Intuition can also feel vague, but as thoughts begin to take shape, the ego judges the content. This is not always the best thing to do. It is in these moments when the ego gives you his false rationale and you can lose sight of the pure wisdom stirring within. You then go against your intuition only to learn later that your intuition was right.
You may also have other intuitive experiences that come from the higher conscious and prompt you into action. They are typically weird experiences you can’t explain. People will typically pass these experiences off as a supernatural experience such as a “message from the Universe” or the “spirits/angels guided me.”
The unconscious mind brings the things you need to know to the conscious mind. The unconscious initially communicates through symbols, in dreams and through the physical world around you.
It also communicates to you in those ah-ha moments and when answers to things you have been thinking about miraculously appear from “out of the blue” or you instinctively know something is right.
For example, in a flash of inspiration, you suddenly understand everything, but then the idea fades and the ego-mind is confused about the information that flashed into your mind. It can take hours, days or even months for that moment of understanding to be realised in the conscious mind.
Is that a learned behaviour? Is it content stored in the personal consciousness?
Sometimes yes, but not every time.
How many times have you had an experience that cannot be a learned behaviour that you are certain cannot have originated from the personal unconscious/subconscious mind?
Jung’s archetypes explain why this might happen. Your unconscious is not only trying to help you thrive, they actually provide information in the moment you need it. The unconscious is pure wisdom.
As mentioned above, the conscious mind finds pure wisdom difficult to comprehend so it takes a while for the idea to fully form. The other issue is ego-conscious has opposing information and will fill your thoughts with doubt and other programmed information.
This is why it’s important to know where your thoughts are originating from; personal unconscious or the collective unconscious.
I’ll give you a personal example of a time when I connected to the higher self (although at the time I did not realise that is what was happening).
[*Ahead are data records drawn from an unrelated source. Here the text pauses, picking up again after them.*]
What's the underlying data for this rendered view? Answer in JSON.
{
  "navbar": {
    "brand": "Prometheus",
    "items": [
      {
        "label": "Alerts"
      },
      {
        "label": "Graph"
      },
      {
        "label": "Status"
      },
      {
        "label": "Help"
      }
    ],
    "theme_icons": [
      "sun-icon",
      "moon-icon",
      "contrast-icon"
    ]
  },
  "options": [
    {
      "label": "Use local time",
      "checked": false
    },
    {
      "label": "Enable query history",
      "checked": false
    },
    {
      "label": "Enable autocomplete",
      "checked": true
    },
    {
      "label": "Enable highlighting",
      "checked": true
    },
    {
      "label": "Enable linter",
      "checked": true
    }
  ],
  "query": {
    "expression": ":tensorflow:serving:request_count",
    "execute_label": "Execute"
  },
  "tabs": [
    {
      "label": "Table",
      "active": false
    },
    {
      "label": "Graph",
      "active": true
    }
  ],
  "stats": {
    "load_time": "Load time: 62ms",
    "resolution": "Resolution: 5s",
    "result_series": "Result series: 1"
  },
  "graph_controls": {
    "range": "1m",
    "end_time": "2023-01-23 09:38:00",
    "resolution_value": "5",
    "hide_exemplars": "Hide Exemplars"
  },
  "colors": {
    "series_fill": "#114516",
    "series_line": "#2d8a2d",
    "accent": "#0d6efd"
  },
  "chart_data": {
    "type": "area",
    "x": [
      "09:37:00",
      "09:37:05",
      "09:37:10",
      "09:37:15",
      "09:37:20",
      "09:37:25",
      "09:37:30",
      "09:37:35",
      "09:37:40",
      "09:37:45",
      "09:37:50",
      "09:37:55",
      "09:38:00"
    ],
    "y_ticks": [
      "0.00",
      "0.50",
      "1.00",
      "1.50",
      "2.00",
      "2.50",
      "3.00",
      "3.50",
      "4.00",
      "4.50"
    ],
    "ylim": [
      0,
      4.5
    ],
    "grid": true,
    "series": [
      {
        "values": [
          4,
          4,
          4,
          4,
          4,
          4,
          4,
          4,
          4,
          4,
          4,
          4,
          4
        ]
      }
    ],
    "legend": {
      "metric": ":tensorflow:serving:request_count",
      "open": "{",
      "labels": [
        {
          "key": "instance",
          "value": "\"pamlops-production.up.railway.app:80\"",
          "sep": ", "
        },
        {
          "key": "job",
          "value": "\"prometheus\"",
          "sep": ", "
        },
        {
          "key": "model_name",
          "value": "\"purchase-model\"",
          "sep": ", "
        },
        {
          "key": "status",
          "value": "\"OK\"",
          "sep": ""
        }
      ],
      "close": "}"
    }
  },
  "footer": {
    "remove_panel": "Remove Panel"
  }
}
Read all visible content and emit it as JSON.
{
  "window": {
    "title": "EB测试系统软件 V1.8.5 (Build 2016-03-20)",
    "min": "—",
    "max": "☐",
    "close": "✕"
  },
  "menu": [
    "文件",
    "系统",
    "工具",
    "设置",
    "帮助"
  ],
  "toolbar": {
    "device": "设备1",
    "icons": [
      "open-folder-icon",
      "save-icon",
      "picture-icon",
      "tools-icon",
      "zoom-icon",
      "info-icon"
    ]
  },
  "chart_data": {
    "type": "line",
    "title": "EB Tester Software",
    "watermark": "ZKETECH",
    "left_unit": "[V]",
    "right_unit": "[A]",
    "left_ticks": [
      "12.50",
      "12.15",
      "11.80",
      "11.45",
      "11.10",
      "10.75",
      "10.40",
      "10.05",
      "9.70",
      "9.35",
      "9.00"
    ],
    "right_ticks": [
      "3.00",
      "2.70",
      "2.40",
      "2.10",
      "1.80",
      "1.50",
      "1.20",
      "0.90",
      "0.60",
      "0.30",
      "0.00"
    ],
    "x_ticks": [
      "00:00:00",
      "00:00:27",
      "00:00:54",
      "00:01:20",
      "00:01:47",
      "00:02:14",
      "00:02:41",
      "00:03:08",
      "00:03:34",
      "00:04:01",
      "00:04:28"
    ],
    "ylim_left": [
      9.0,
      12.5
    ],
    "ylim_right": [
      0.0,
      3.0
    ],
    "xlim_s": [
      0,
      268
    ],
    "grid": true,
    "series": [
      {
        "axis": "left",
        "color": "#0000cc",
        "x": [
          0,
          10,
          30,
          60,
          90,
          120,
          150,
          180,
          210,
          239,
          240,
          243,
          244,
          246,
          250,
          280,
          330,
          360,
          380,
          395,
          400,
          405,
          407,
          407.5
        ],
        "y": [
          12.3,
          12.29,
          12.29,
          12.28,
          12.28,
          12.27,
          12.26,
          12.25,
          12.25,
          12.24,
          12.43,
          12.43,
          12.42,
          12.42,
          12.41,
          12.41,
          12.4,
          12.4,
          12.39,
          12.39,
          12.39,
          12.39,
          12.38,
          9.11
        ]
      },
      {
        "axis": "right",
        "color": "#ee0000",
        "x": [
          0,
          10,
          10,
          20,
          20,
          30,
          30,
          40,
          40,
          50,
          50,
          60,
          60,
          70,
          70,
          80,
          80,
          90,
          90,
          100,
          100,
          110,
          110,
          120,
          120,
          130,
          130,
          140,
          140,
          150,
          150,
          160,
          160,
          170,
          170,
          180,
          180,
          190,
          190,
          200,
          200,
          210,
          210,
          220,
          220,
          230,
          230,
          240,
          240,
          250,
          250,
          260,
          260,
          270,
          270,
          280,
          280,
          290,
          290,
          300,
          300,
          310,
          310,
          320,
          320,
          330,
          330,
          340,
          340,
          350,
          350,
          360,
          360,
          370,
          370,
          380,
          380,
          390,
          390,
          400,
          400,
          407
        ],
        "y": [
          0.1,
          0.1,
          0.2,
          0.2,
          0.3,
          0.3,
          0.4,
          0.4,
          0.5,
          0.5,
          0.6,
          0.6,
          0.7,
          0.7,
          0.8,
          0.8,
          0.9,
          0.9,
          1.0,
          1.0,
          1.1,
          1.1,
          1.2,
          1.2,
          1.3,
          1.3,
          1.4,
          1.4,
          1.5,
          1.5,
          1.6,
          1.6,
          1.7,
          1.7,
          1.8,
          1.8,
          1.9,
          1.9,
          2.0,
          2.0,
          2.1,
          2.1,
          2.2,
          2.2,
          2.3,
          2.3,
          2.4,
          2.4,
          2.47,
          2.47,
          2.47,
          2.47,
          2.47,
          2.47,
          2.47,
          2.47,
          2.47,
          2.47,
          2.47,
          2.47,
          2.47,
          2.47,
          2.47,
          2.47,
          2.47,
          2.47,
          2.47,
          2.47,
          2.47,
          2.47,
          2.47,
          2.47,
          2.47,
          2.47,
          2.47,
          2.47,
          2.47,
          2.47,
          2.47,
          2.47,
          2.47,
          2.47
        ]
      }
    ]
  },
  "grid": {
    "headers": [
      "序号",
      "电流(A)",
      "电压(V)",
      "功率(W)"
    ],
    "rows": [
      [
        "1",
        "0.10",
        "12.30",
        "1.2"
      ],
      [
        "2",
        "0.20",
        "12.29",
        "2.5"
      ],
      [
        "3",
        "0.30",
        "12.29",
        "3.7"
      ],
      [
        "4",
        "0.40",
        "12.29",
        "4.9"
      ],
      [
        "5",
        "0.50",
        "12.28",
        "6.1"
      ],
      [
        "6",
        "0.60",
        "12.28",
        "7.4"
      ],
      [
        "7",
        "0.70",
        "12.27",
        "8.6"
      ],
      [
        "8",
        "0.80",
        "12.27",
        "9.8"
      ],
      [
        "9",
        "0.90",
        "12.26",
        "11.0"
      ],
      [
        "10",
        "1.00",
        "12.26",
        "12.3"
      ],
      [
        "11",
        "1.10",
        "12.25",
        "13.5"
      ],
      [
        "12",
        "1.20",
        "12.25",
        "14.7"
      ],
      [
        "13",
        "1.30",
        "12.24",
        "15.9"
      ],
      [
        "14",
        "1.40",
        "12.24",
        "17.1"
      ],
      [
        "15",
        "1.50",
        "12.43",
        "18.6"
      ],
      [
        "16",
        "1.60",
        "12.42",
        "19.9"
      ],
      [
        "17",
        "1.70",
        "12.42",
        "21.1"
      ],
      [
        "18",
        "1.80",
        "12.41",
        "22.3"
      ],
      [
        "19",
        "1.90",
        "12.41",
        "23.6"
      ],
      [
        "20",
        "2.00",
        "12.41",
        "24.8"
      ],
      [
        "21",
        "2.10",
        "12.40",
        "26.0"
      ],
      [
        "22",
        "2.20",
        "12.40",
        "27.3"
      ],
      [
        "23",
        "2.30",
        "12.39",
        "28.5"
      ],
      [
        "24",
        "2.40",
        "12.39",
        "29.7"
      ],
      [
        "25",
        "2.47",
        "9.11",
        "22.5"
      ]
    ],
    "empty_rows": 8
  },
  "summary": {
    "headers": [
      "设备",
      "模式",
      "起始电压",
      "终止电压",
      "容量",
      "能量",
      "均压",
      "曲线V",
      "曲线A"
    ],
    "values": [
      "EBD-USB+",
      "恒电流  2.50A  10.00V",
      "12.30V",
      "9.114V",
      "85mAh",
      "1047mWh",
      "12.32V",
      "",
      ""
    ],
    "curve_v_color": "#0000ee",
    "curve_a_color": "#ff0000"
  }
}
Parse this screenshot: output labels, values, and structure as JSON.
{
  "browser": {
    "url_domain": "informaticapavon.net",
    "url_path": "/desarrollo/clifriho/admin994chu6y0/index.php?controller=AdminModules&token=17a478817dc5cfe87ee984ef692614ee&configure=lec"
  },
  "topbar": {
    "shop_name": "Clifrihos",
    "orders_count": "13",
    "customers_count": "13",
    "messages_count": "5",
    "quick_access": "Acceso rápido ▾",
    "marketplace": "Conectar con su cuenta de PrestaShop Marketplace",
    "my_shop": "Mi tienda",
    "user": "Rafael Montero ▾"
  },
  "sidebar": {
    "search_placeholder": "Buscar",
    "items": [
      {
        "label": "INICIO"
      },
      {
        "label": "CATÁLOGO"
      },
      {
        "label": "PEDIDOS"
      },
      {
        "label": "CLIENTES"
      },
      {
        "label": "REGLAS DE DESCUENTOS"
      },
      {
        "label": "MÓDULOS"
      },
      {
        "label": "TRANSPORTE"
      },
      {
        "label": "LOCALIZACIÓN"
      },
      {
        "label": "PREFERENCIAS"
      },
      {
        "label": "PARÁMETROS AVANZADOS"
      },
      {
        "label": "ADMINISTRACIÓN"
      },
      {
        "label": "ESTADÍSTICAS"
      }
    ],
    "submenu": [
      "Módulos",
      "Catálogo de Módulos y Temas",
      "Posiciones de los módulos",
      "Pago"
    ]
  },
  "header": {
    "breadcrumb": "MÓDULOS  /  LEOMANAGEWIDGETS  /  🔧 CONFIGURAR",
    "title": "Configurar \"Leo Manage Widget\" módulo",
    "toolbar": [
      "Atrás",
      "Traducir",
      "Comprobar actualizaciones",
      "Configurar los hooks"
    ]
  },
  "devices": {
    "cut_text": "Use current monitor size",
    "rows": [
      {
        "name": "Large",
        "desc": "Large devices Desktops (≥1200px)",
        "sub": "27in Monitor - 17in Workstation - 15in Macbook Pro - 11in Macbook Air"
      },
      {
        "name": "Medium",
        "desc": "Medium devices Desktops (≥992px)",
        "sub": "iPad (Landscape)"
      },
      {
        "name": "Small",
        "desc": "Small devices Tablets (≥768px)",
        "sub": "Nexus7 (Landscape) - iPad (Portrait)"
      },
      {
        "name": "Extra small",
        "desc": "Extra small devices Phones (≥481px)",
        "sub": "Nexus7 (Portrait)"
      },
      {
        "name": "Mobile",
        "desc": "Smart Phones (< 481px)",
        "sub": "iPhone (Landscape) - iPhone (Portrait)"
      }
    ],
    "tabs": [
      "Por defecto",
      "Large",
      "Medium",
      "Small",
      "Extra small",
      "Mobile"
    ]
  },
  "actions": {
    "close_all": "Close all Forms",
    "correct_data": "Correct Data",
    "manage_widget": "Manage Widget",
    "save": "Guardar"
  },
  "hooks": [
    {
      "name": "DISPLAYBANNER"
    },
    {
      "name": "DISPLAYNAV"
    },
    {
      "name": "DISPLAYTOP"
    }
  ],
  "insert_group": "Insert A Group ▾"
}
At school, I took a class called European Studies. It was an alternative option to Geography but solely on Europe. One day, the teacher, Miss Colliwell, gave us a quiz for a bit of fun at the end of the school year. She would describe specific features of a city and the pupils had to identify the place.
I remember the first city she described was Paris. The second city was Moscow.
When Miss Colliwell saw what the third city was, she said: “Oh this one is a little more difficult.”
A thought immediately popped into my head. “Rio de Janeiro.”
I’ve no idea why Rio de Janeiro would surface in my 14-year-old mind. We were studying Europe. After two descriptions had been read, I knew it was “Rio de Janeiro” so spoke up. The look on Miss Colliwell’s face was one of bewilderment.
Some people would chalk this down as a lucky guess but the thought came to me before any clues had been read. Also, this kind of thing happened to me quite often as a teenager. The chances of me guessing the right answer are, I imagine, pretty high.
Moreover, if I was going to consciously guess a city beforehand, it would have been a city in Europe – given the class was European Studies.
The experience cannot be simply passed off as a learned behaviour either. How would I learn that? So the information did not come from my personal unconscious. Evidently, the thought came from the unconscious but it was not a repressed emotion resurfacing.
The only rational explanation I have is that in that moment, I connected with the Cosmic Intelligence. So imagine if it were possible to tap into the Unconscious and retrieve answers you need to know in an instant all the time.
It is when you expand conscious awareness.
People can criticise Jung and every other original thinker all they like, but in doing so, they only prove they have no imagination, are bound by programmed information and have a closed mind.